A paean to the scattershot difficulties of growing up and an electrifying take on amoral youth and teen misadventure, Apples is an affecting, ingeniously crafted coming-of-age novel that has critics calling Richard Milward "the voice of the MySpace generation."

*Note: This young author is only 21 years old!!

#3 NOTES FROM A SMALL ISLAND written by Bill Bryson


"Astute and funny... an amusing guide to U.K.'s foibles, as well as a tribute to its enchantment." -New York Time Book Review

"Hilarious and observant." -USA Today

"In this tour of Britain, you can find no better companion than Bill Bryson." -Fort Lauderdale Sun-Sentinel

"Bryson is unparalleled in his ability to cut a culture off at the knees in a way that is so humorous and so affectionate that those being ridiculed are laughing too hard to take offense." -Wall Street Journal

Veering from the ludicrous to the endearing and back again, Notes from a Small Island is a delightfully irreverent jaunt around the unparalleled floating nation that has produced zebra crossings, Shakespeare, Twiggie Winkie's Farm, and places with names like Farleigh Wallop and Titsey.

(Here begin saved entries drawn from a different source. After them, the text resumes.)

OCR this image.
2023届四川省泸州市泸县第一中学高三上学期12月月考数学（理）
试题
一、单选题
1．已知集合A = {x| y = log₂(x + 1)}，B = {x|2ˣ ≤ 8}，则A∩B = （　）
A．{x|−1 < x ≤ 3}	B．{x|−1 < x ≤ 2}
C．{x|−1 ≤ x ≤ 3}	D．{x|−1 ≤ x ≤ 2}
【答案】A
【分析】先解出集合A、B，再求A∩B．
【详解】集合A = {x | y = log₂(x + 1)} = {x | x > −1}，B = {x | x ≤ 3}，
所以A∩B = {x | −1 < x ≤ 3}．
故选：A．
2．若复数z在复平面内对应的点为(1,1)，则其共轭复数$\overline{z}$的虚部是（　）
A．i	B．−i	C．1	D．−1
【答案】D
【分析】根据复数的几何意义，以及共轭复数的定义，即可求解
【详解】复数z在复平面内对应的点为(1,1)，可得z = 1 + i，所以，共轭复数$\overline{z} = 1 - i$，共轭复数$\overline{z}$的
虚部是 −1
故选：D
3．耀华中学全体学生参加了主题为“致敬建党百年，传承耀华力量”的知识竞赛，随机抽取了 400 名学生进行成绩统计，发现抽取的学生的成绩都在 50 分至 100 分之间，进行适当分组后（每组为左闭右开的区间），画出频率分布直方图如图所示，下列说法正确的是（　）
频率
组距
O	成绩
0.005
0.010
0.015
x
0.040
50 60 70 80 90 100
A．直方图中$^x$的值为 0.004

*Note: I started reading this book three years ago when we vacationed in the Virgin Islands. It was a book that was on the shelf at the house we were staying in. I had too much of a guilty conscience to take it home with me and so I left it there when we returned home. I am extremely excited to finish it! Bryson writes with such subtle humor and irony that you can easily lose track of time while you are reading this book.